Taoiseach gains ground on deal for bank bailout
TAOISEACH Enda Kenny won back some ground in the battle to share the burden of bailing out our banks yesterday in Brussels.
The Taoiseach used high level meetings in Brussels to push the case for a deal on our €64bn bank debt - despite fears Germany and other rich countries could block a deal.
European Commission president Jose Manuel Barroso said; "I will make clear at the next European Council in October that we must stick to the commitments we made in the June European Council."
The comments from the Commission President comes amid growing concerns that Ireland could be left to pick up the full €64bn cost of rescuing banks here, despite a June promise from European leaders to examine the Irish case.
Mr Kenny said the decision to allow the eurozone's permanent bailout fund to directly recapitalise banks after the creation of a euro-wide banking supervisor isn't up for interpretation.
Europe's "politicians made a clear, unequivocal decision" at their June 29 summit about a direct bank recapitalisation facility for the European Stability Mechanism, Mr Kenny added after a meeting with European Commission officials in Brussels.
The Taoiseach and a high-powered delegation of 10 ministers were in Belgium for a series of meetings to prepare for Ireland's hosting of the EU presidency which begins in January.
Last month Germany, Holland, Austria and Finland, questioned whether "legacy" bank problems should be covered by the European Stability Mechanism.
Commission President Jose Manuel Barroso said: "This is a question of credibility for the European states and all the member states," Mr Barroso said as he praised the work that the Government and the Irish people had done in reducing the budget deficit.
"While there is still much to be done, and we know real sacrifices are being made, Ireland's return to the bond markets this summer proves that hard work is starting to pay off," Mr Barroso added.

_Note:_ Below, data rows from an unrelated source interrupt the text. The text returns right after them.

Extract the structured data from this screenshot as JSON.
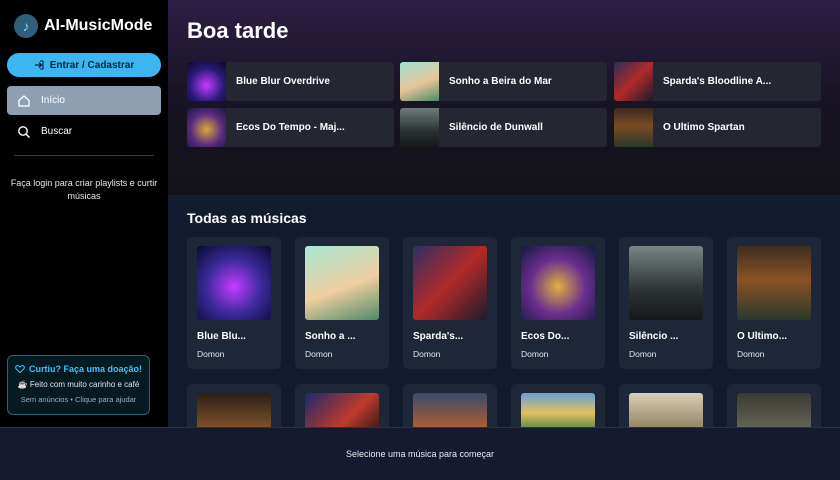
{
  "app": {
    "name": "AI-MusicMode"
  },
  "sidebar": {
    "login_button": "Entrar / Cadastrar",
    "nav": [
      {
        "label": "Início",
        "icon": "home-icon"
      },
      {
        "label": "Buscar",
        "icon": "search-icon"
      }
    ],
    "login_hint": "Faça login para criar playlists e curtir músicas",
    "donation": {
      "title": "Curtiu? Faça uma doação!",
      "subtitle": "Feito com muito carinho e café",
      "note": "Sem anúncios • Clique para ajudar"
    }
  },
  "main": {
    "greeting": "Boa tarde",
    "quick_picks": [
      {
        "label": "Blue Blur Overdrive"
      },
      {
        "label": "Sonho a Beira do Mar"
      },
      {
        "label": "Sparda's Bloodline A..."
      },
      {
        "label": "Ecos Do Tempo - Maj..."
      },
      {
        "label": "Silêncio de Dunwall"
      },
      {
        "label": "O Ultimo Spartan"
      }
    ],
    "section_title": "Todas as músicas",
    "songs": [
      {
        "title": "Blue Blu...",
        "artist": "Domon"
      },
      {
        "title": "Sonho a ...",
        "artist": "Domon"
      },
      {
        "title": "Sparda's...",
        "artist": "Domon"
      },
      {
        "title": "Ecos Do...",
        "artist": "Domon"
      },
      {
        "title": "Silêncio ...",
        "artist": "Domon"
      },
      {
        "title": "O Ultimo...",
        "artist": "Domon"
      }
    ]
  },
  "player": {
    "message": "Selecione uma música para começar"
  },
  "colors": {
    "accent": "#3bb6f0",
    "sidebar_bg": "#000000",
    "card_bg": "#1e2738"
  }
}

Mr Kenny said he was very grateful for the "steadfast support" from the Commission. He warned the EU would be punished for any back-sliding or stepping away from the agreement to break the link between bank debt and national debt.
"This is about credibility, this is about confidence, this is about demonstrating to the citizens of Europe that when the council makes decisions in their interests, they are followed through," he said.
Irish negotiators are seeking help to slash the cost of bailing out Irish banks. If the ESM is not used, the Government is expected to fall back on a plan to stretch the time allowed to pay off the €30bn cost of rescuing Anglo Irish Bank over a period of up to 40 years.
European science commissioner Maire Geoghegan Quinn said there is now a clear expectation of a deal that would make Ireland's bailout programme more sustainable.
The IMF has previously suggested the state could be paid as much as €24bn by the euro rescue fund for its shares in AIB, Bank of Ireland and the other rescued lenders.
That falls short of the cost of rescuing the lenders, but is twice the €12bn or so value the state currently places on the shares.
The statistics agency Eurostat believes the bank stakes have a "long-term economic value" of €15.9bn.
While hopes of a bank deal dominated yesterday's meetings in Brussels, the broader discussions focused on the forthcoming Irish EU presidency.
On the agenda for that is responsibility for dealing with CAP reform for farmers, a European-wide guarantee of training for unemployed young people and the proposed joint supervision of all European banks.
Junior Minister for European Affairs, Lucinda Creighton, has been chairing a group to organise the 1,600 meetings to be held over the six-month presidency. And she said she was confident it would be a success.
"A good presidency is absolutely dependent on good planning," she said.